Until museums move forward, a better plan might involve the flag traveling to various community centers, libraries, and museums throughout the country for a year, accompanied by trained facilitators and documentarians. Traveling beyond state borders would reinforce that the issues tied up in the flag are hardly limited to South Carolina. Each stop could provide a forum for communities to dissect what the flag means to them and for people to listen to others who may not share their point of view.
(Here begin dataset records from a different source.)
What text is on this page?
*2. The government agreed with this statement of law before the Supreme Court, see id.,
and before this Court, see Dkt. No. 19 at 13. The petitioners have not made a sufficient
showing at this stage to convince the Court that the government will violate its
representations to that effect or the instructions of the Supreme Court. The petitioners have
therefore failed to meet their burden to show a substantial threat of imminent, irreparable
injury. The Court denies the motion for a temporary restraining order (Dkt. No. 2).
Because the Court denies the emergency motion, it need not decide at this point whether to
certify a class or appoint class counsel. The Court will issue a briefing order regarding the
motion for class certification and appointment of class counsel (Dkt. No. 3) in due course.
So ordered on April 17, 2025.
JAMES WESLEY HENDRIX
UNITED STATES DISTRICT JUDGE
After the flag’s one-year tour, I do not think it should go to a museum. Unfortunately, I’ve yet to visit a mainstream museum I believe would make it an institutional priority to do the intense and in-depth public engagement this object deserves. That doesn’t mean there aren’t museums that handle race sensitively. The Levine Museum of the New South in Charlotte, North Carolina, specifically collects material culture dealing with the post-Reconstruction South, and its exhibit schedule challenges visitors to think critically about race. And there are many black museums around the country that do so as well. But it’s too often the case that black institutions are expected to use their resources to interpret images of white supremacy. The problem of interpreting this symbol shouldn’t be their burden.
It is long past time for the museum world to get its house in order. If museums genuinely want to be socially responsible, they will have to commit to learning about and addressing race. In the meantime, I believe the Confederate flag should go to the Emanuel AME Church in Charleston. There it could serve as an emblem of free Africans in America working to survive while trying to dismantle white supremacy. That legacy belongs to them.